Review by David Baldwin for Mr. Will Wong
“I connect to her personally. This isn’t a story about my daughter. This is a story about me, now, through her.”
This type of observation is not what I thought I would hear from Bo Burnham. Admittedly, my knowledge of the 27-year-old Comedian was limited to his scene stealing role in last summer’s Oscar-nominated The Big Sick. But as I discovered his eclectic and zany stand-up comedy routines and music videos on YouTube (the online arena where he was first noticed by the likes of Judd Apatow), I began to put together a picture that contradicted the lanky, insightful and thoughtful Writer/Director I was listening to in a recreated TTC subway car alongside other local online journalists a few weeks ago.
His Film, Eighth Grade, has received unanimous praise since debuting at the Sundance Film Festival this past January. The Film revolves around Kayla (Elsie Fisher) and how she navigates through the challenges presented by her last week of middle school. The Film is honest, raw and unflinching in its awkwardness, but it is also quietly hilarious and moving.
Burnham finished the first draft of the Script in 2014, and it took three years before he was finally able to make the Film. His initial intention was to write a story about the Internet from the point of view of someone like him, but quickly pivoted when he realized how it “just felt so embarrassing because [the character] was just so hateable and like why? Why is this person doing this? But when you’re an eighth-grader, and when you’re 13 – you can kind of forgive our behaviour a little bit better.”. As he was preparing to write the story that would become Eighth Grade, he watched YouTube videos made by teenagers as inspiration: “I [transcribed] exactly what they said, every sound…‘uh yeah, so, eugh, neugh, sorry, blah, so what I’m trying to say is.’. That’s what I was trying to write. Cause the way kids actually sound is so much more complex than the way kids are written and performed.”.
Where other Filmmakers and Writers have told stories within the nostalgic realm of high school, Burnham felt it was very important to set his story in middle school. He points out emphatically early in our discussion that “You’re coming of age in high school, but high school’s like yeah, you’re becoming an adult. When you’re in eighth grade, you’re literally still a child.”. And this way of thinking extended into his depiction of the Internet and its importance to Kayla and the rest of her classmates: “The Internet means the most to those kids, because they don’t know a world before it. It’s not this other thing to them that they’re living with. It’s the way that they live, and always have.”.
When it came time to cast the Film, Burnham says there was no magical formula: “It was just a mixture of kid actors. All of the extras were just from the school, from the surrounding areas and the day players were ones from the school we shot at. The girl whose pool that is, is in the pool party scene with some of her friends.”. He wanted the Film to be as authentic as possible and acted alongside the actors during rehearsals to make them feel comfortable. But what he strived for on-set was to “make a safe environment for the kids to be free…and give them permission to be themselves.”.

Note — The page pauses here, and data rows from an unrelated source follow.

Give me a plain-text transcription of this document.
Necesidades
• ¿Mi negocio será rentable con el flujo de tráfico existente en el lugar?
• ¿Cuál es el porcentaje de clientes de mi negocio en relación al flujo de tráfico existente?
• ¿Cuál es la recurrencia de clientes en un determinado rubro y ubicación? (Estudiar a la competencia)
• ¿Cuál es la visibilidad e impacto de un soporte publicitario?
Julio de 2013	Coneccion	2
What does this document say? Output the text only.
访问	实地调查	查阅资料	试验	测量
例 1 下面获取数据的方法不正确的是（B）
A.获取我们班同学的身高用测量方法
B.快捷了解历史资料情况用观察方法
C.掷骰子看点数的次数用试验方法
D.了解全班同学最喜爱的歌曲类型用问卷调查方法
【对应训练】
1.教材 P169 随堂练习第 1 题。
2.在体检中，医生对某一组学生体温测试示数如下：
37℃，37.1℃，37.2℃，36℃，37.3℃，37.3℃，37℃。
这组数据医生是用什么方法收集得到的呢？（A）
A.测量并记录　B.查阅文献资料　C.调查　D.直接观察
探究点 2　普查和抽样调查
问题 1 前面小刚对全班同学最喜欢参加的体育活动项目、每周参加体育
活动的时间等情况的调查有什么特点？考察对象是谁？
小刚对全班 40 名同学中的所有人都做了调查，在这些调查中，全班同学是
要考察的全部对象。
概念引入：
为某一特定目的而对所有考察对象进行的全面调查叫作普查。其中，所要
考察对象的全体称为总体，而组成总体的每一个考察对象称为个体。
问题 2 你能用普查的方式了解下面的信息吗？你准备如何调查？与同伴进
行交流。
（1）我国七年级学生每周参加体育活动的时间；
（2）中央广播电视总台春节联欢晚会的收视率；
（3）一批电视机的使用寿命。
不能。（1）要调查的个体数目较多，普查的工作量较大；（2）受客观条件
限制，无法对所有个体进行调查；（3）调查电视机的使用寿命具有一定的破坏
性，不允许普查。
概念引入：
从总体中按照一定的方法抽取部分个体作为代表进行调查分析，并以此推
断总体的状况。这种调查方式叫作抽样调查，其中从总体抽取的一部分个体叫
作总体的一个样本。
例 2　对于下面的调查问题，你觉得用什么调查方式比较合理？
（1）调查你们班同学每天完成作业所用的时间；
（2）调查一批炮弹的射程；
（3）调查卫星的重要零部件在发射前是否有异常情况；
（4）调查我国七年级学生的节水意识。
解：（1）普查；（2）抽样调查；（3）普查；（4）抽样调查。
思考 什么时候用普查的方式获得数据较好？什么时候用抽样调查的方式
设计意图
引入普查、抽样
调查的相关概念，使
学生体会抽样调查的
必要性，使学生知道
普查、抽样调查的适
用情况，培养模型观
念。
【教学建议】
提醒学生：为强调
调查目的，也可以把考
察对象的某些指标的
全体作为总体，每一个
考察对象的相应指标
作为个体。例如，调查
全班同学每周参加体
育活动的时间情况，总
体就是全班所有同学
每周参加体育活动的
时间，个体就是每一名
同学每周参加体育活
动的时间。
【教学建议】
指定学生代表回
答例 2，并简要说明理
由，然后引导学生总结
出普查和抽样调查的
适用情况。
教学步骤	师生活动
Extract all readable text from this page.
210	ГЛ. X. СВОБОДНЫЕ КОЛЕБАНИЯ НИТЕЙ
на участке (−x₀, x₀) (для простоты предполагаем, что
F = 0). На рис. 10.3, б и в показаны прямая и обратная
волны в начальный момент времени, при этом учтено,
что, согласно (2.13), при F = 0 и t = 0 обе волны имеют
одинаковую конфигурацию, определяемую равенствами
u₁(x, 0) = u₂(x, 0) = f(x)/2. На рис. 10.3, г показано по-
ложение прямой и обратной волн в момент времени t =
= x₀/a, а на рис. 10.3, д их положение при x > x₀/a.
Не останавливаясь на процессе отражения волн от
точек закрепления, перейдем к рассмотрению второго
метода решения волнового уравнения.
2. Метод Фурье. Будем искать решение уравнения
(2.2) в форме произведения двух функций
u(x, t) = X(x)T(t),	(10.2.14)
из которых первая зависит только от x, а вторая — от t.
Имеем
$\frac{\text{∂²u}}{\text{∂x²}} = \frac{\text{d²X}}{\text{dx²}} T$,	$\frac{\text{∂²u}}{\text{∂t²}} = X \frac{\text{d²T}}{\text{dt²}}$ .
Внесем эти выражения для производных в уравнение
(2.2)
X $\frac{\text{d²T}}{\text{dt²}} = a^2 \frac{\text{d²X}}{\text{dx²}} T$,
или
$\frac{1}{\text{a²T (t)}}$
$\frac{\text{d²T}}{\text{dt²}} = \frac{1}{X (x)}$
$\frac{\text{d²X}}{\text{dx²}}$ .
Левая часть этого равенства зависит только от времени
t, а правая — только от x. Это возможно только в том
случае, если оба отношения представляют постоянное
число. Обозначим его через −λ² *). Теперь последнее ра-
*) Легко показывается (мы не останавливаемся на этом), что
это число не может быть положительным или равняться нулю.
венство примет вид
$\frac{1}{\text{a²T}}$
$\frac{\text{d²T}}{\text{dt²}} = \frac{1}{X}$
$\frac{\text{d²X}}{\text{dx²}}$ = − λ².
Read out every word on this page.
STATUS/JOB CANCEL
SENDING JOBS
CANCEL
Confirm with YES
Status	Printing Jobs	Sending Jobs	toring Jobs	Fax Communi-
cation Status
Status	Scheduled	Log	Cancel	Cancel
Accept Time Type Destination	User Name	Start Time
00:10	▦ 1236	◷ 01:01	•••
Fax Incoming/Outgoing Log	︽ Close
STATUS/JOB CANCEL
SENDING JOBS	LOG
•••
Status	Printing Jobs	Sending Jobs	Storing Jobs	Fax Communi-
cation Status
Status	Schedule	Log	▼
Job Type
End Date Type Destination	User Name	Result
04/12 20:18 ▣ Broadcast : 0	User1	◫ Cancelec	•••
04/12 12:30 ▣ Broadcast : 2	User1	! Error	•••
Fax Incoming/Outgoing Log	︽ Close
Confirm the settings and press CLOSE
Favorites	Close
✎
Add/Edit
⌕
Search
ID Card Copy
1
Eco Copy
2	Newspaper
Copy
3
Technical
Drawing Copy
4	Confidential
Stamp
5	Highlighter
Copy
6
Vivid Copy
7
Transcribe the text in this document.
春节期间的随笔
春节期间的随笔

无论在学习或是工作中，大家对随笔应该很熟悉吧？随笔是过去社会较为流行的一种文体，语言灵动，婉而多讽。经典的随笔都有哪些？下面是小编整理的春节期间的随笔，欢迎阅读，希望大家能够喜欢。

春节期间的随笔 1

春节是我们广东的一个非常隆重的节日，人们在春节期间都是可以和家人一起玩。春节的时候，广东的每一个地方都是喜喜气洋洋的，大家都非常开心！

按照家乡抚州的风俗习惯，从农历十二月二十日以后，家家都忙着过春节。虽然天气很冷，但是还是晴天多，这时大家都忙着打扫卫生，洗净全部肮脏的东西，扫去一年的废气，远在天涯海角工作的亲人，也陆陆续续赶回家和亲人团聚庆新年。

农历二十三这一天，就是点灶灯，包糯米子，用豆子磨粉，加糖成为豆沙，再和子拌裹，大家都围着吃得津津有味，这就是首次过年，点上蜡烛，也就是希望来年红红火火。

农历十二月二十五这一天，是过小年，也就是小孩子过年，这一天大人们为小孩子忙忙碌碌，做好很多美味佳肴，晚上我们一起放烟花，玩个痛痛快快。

While we touched on various aspects of the Film from the awkward humour (“I love cringe. If you’re cringing it means you’re feeling it with the person”), to the Film’s electronic Score (“I wanted the music to be intense…and reflect her inner experience which is visceral and big”), to even politics (“I was certain I was making it for Hillary’s America…[Now] I don’t know if the country makes it to when she’s a senior”), the most enlightening aspect of our discussion was also the most mature. In discussing the importance of Kayla’s father Mark (Josh Hamilton) to the story, Burnham says that parents “don’t specifically know you moment to moment, but they know the big overarching you that at that age you just can’t attend to because two years ago feels like fucking forever ago and you were a different person.”. But while the watchful parental aspect is heavily emphasized, Burnham feels the Film’s more relevant thesis is that “moments that don’t sound like a big deal, of all different types, when you actually live them, are a huge deal.”.
Burnham’s lasting hope for Eighth Grade is simple from the on-set: “I just hope people see it and feel something.”. He hopes it will serve both parents and children well but notes that “It definitely wasn’t [made] for eighth-graders. I hope eighth-graders like it, but it’s definitely not primarily for them.”. As he dug a bit deeper however, touching on the inherent sexism involved in centring the Film on a young girl, it becomes clear what his ultimate intention was in making the Film: “Like no one goes oh Hamlet, was that only for Princes of Denmark? Everyone sees themselves in him, even if they aren’t a prince, or a man, or Danish or whatever he was. And I think a 13-year-old girl can be the same thing. Everyone should be able to see themselves in her.”.
When asked what’s next, Burnham deadpans, “I’ll bang my head off the wall. I’m not a great multitasker.”. It’s only after he says this that I begin to remember who Burnham was before he made Eighth Grade and how many of his fans will soon see a completely different side of him. And as someone who has yet to properly harness time management, I know we will be awaiting eagerly whatever he crafts as his follow-up.
Elevation Pictures release EIGHTH GRADE in Toronto on Friday, July 20, 2018 and additional cities starting Friday, August 3, 2018.